5) What is the evidence that 6His-Smc3-I96K reports on endogenous SUMOylation? Could the addition of an additional lysine into the SUMO protein alter SUMOylation homeostasis globally? The authors should show a functional test, for example spore viability with Smc3-I96K as the only expressed copy. This is particularly relevant in light of the interesting finding by the authors indicating that most SUMO-modified sites do not conform to the typical Ubc9 binding motif. Furthermore, previous work has already suggested that the Smt3p-I96K mutant is not conjugated to substrates in vivo with the same efficiency as wild type protein (Wholschlegel et al., 2006) so this is a real concern.

6His-SMT3-I96K/6His-SMT3-I96K homozygous strains have 96% spore viability. Also, data in Figure 1 and Figure 1—figure supplement 1 show that major events of meiosis remain timely and efficient in this strain. We have clarified this in the text, “functionality of this construct is reflected in the 96% spore viability of 6His-Smt3-I96K/6His-Smt3-I96K homozygotes and the timing and efficiency of meiosis in these strains, Figure 1B–D and Figure 1—figure supplement 1”

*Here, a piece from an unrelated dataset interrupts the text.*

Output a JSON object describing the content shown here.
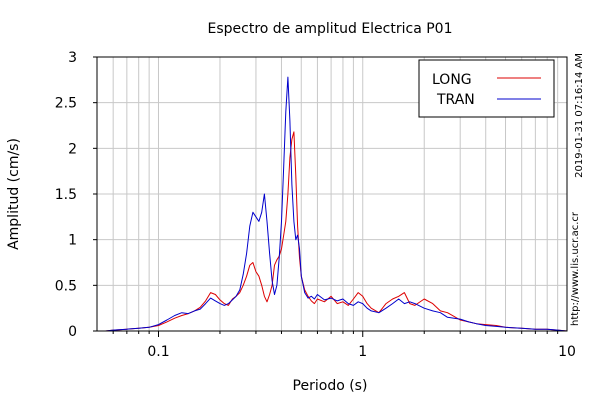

6) The strategy of adapting the diGly-IP (initially used with trypsin for Ub and NEDD8) to SUMO, by using a Lys and the consequent use of LysC or LysC+GluC instead of Trypsin has been used in the past (Tammsalu 2014 and papers after this one). The authors should make clear throughout the manuscript that the novelty here is applying a previously developed strategy to meiosis, rather than the strategy itself being novel.

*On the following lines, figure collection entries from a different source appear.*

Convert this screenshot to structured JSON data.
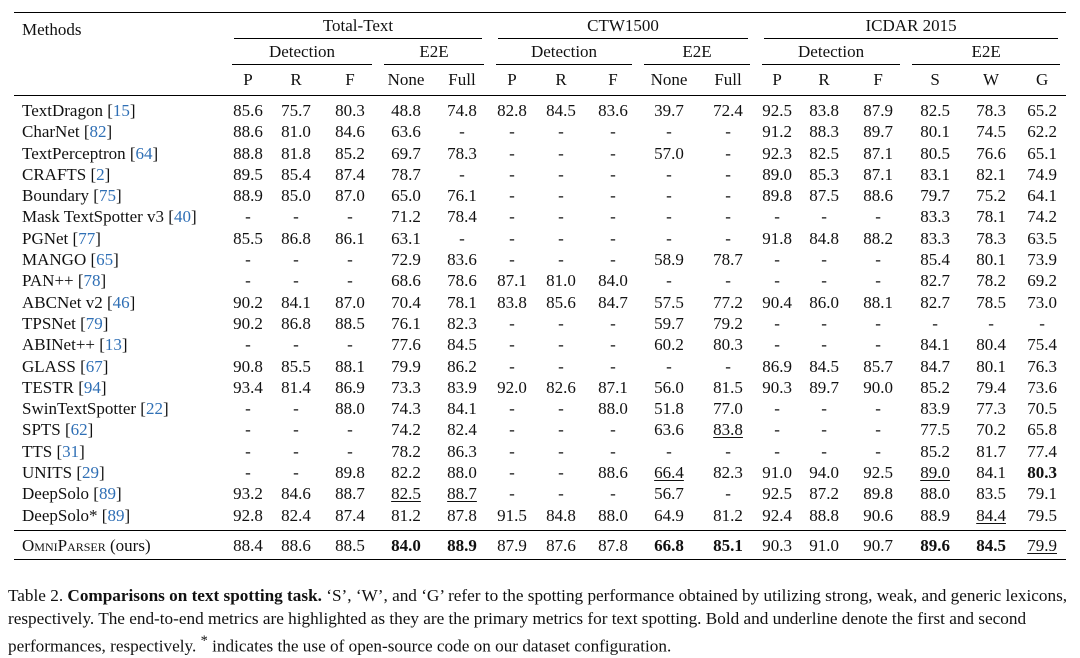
{
  "table": {
    "methods_header": "Methods",
    "datasets": [
      "Total-Text",
      "CTW1500",
      "ICDAR 2015"
    ],
    "detection_label": "Detection",
    "e2e_label": "E2E",
    "columns": [
      "P",
      "R",
      "F",
      "None",
      "Full",
      "P",
      "R",
      "F",
      "None",
      "Full",
      "P",
      "R",
      "F",
      "S",
      "W",
      "G"
    ],
    "rows": [
      {
        "name": "TextDragon",
        "ref": "15",
        "v": [
          "85.6",
          "75.7",
          "80.3",
          "48.8",
          "74.8",
          "82.8",
          "84.5",
          "83.6",
          "39.7",
          "72.4",
          "92.5",
          "83.8",
          "87.9",
          "82.5",
          "78.3",
          "65.2"
        ]
      },
      {
        "name": "CharNet",
        "ref": "82",
        "v": [
          "88.6",
          "81.0",
          "84.6",
          "63.6",
          "-",
          "-",
          "-",
          "-",
          "-",
          "-",
          "91.2",
          "88.3",
          "89.7",
          "80.1",
          "74.5",
          "62.2"
        ]
      },
      {
        "name": "TextPerceptron",
        "ref": "64",
        "v": [
          "88.8",
          "81.8",
          "85.2",
          "69.7",
          "78.3",
          "-",
          "-",
          "-",
          "57.0",
          "-",
          "92.3",
          "82.5",
          "87.1",
          "80.5",
          "76.6",
          "65.1"
        ]
      },
      {
        "name": "CRAFTS",
        "ref": "2",
        "v": [
          "89.5",
          "85.4",
          "87.4",
          "78.7",
          "-",
          "-",
          "-",
          "-",
          "-",
          "-",
          "89.0",
          "85.3",
          "87.1",
          "83.1",
          "82.1",
          "74.9"
        ]
      },
      {
        "name": "Boundary",
        "ref": "75",
        "v": [
          "88.9",
          "85.0",
          "87.0",
          "65.0",
          "76.1",
          "-",
          "-",
          "-",
          "-",
          "-",
          "89.8",
          "87.5",
          "88.6",
          "79.7",
          "75.2",
          "64.1"
        ]
      },
      {
        "name": "Mask TextSpotter v3",
        "ref": "40",
        "v": [
          "-",
          "-",
          "-",
          "71.2",
          "78.4",
          "-",
          "-",
          "-",
          "-",
          "-",
          "-",
          "-",
          "-",
          "83.3",
          "78.1",
          "74.2"
        ]
      },
      {
        "name": "PGNet",
        "ref": "77",
        "v": [
          "85.5",
          "86.8",
          "86.1",
          "63.1",
          "-",
          "-",
          "-",
          "-",
          "-",
          "-",
          "91.8",
          "84.8",
          "88.2",
          "83.3",
          "78.3",
          "63.5"
        ]
      },
      {
        "name": "MANGO",
        "ref": "65",
        "v": [
          "-",
          "-",
          "-",
          "72.9",
          "83.6",
          "-",
          "-",
          "-",
          "58.9",
          "78.7",
          "-",
          "-",
          "-",
          "85.4",
          "80.1",
          "73.9"
        ]
      },
      {
        "name": "PAN++",
        "ref": "78",
        "v": [
          "-",
          "-",
          "-",
          "68.6",
          "78.6",
          "87.1",
          "81.0",
          "84.0",
          "-",
          "-",
          "-",
          "-",
          "-",
          "82.7",
          "78.2",
          "69.2"
        ]
      },
      {
        "name": "ABCNet v2",
        "ref": "46",
        "v": [
          "90.2",
          "84.1",
          "87.0",
          "70.4",
          "78.1",
          "83.8",
          "85.6",
          "84.7",
          "57.5",
          "77.2",
          "90.4",
          "86.0",
          "88.1",
          "82.7",
          "78.5",
          "73.0"
        ]
      },
      {
        "name": "TPSNet",
        "ref": "79",
        "v": [
          "90.2",
          "86.8",
          "88.5",
          "76.1",
          "82.3",
          "-",
          "-",
          "-",
          "59.7",
          "79.2",
          "-",
          "-",
          "-",
          "-",
          "-",
          "-"
        ]
      },
      {
        "name": "ABINet++",
        "ref": "13",
        "v": [
          "-",
          "-",
          "-",
          "77.6",
          "84.5",
          "-",
          "-",
          "-",
          "60.2",
          "80.3",
          "-",
          "-",
          "-",
          "84.1",
          "80.4",
          "75.4"
        ]
      },
      {
        "name": "GLASS",
        "ref": "67",
        "v": [
          "90.8",
          "85.5",
          "88.1",
          "79.9",
          "86.2",
          "-",
          "-",
          "-",
          "-",
          "-",
          "86.9",
          "84.5",
          "85.7",
          "84.7",
          "80.1",
          "76.3"
        ]
      },
      {
        "name": "TESTR",
        "ref": "94",
        "v": [
          "93.4",
          "81.4",
          "86.9",
          "73.3",
          "83.9",
          "92.0",
          "82.6",
          "87.1",
          "56.0",
          "81.5",
          "90.3",
          "89.7",
          "90.0",
          "85.2",
          "79.4",
          "73.6"
        ]
      },
      {
        "name": "SwinTextSpotter",
        "ref": "22",
        "v": [
          "-",
          "-",
          "88.0",
          "74.3",
          "84.1",
          "-",
          "-",
          "88.0",
          "51.8",
          "77.0",
          "-",
          "-",
          "-",
          "83.9",
          "77.3",
          "70.5"
        ]
      },
      {
        "name": "SPTS",
        "ref": "62",
        "v": [
          "-",
          "-",
          "-",
          "74.2",
          "82.4",
          "-",
          "-",
          "-",
          "63.6",
          "83.8",
          "-",
          "-",
          "-",
          "77.5",
          "70.2",
          "65.8"
        ],
        "u": [
          9
        ]
      },
      {
        "name": "TTS",
        "ref": "31",
        "v": [
          "-",
          "-",
          "-",
          "78.2",
          "86.3",
          "-",
          "-",
          "-",
          "-",
          "-",
          "-",
          "-",
          "-",
          "85.2",
          "81.7",
          "77.4"
        ]
      },
      {
        "name": "UNITS",
        "ref": "29",
        "v": [
          "-",
          "-",
          "89.8",
          "82.2",
          "88.0",
          "-",
          "-",
          "88.6",
          "66.4",
          "82.3",
          "91.0",
          "94.0",
          "92.5",
          "89.0",
          "84.1",
          "80.3"
        ],
        "u": [
          8,
          13
        ],
        "b": [
          15
        ]
      },
      {
        "name": "DeepSolo",
        "ref": "89",
        "v": [
          "93.2",
          "84.6",
          "88.7",
          "82.5",
          "88.7",
          "-",
          "-",
          "-",
          "56.7",
          "-",
          "92.5",
          "87.2",
          "89.8",
          "88.0",
          "83.5",
          "79.1"
        ],
        "u": [
          3,
          4
        ]
      },
      {
        "name": "DeepSolo*",
        "ref": "89",
        "v": [
          "92.8",
          "82.4",
          "87.4",
          "81.2",
          "87.8",
          "91.5",
          "84.8",
          "88.0",
          "64.9",
          "81.2",
          "92.4",
          "88.8",
          "90.6",
          "88.9",
          "84.4",
          "79.5"
        ],
        "u": [
          14
        ]
      }
    ],
    "ours": {
      "name_caps": "OmniParser",
      "suffix": " (ours)",
      "v": [
        "88.4",
        "88.6",
        "88.5",
        "84.0",
        "88.9",
        "87.9",
        "87.6",
        "87.8",
        "66.8",
        "85.1",
        "90.3",
        "91.0",
        "90.7",
        "89.6",
        "84.5",
        "79.9"
      ],
      "b": [
        3,
        4,
        8,
        9,
        13,
        14
      ],
      "u": [
        15
      ]
    }
  },
  "caption": {
    "label": "Table 2.",
    "title": "Comparisons on text spotting task.",
    "body1": " ‘S’, ‘W’, and ‘G’ refer to the spotting performance obtained by utilizing strong, weak, and generic lexicons, respectively. The end-to-end metrics are highlighted as they are the primary metrics for text spotting. Bold and underline denote the first and second performances, respectively. ",
    "star": "*",
    "body2": " indicates the use of open-source code on our dataset configuration."
  },
  "colors": {
    "ref_link": "#2f6fb5",
    "text": "#111111"
  }
}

We made no claim of novelty for this method and cited the original methods papers from the Yates (Wohlschlegel et al., 2006) and Jaffrey (Xu et al., 2010) labs. We have also added a citation for Tammsalu et al., 2015.

7) The manuscript would easier to digest if it were shortened to focus on a small number of key concepts, rather than an exhaustive discussion/speculation of a large number of targets identified. The authors should also avoid over-speculation where their proposals are not yet backed up by experimental evidence.

Our overarching goal for this project was to avoid publishing yet another dry, under analyzed and hard to access proteomics dataset. To this end, we complemented our global proteomics with the long-wave functional analysis of SUMO function, presented in Figure 3, and the comprehensive literature analysis and discussion of identified targets that are most pertinent for meiotic prophase. These efforts bring the dataset to life and provides a rich resource that dramatically lowers the bar for our colleagues to analyze the roles of SUMO for their favorite proteins, providing them with a synthesis of pertinent literature and testable hypotheses.

8) Since the authors did not measure protein abundance, it is entirely possible that the changes in the pattern of SUMOylation of a given protein are simply determined by the expression level, rather than regulated modification. This is probably the case for many of the proteins detected. It would be worth briefly discussing in the manuscript how specific patterns of SUMO modification might be achieved. Perhaps some of the strongest SUMO "hits" are detected simply because they are the most abundant proteins in the cell, while in reality only a relatively tiny fraction of the total protein is SUMOylated?

Please see our response to point 1. This is more or less the same issue.

9) The authors refer to the dataset as the “SUMO-modified meiotic proteome" (for example in the running title). This can create the wrong impression that the whole of meiosis is analysed – this is not the case as many of the key events in meiosis are not covered (meiosis I, meiosis II, sporulation, etc). The authors should be more precise whenever referring to the dataset as being the “SUMO-modified meiotic proteome”.

We made the title, running head and subheading less specific.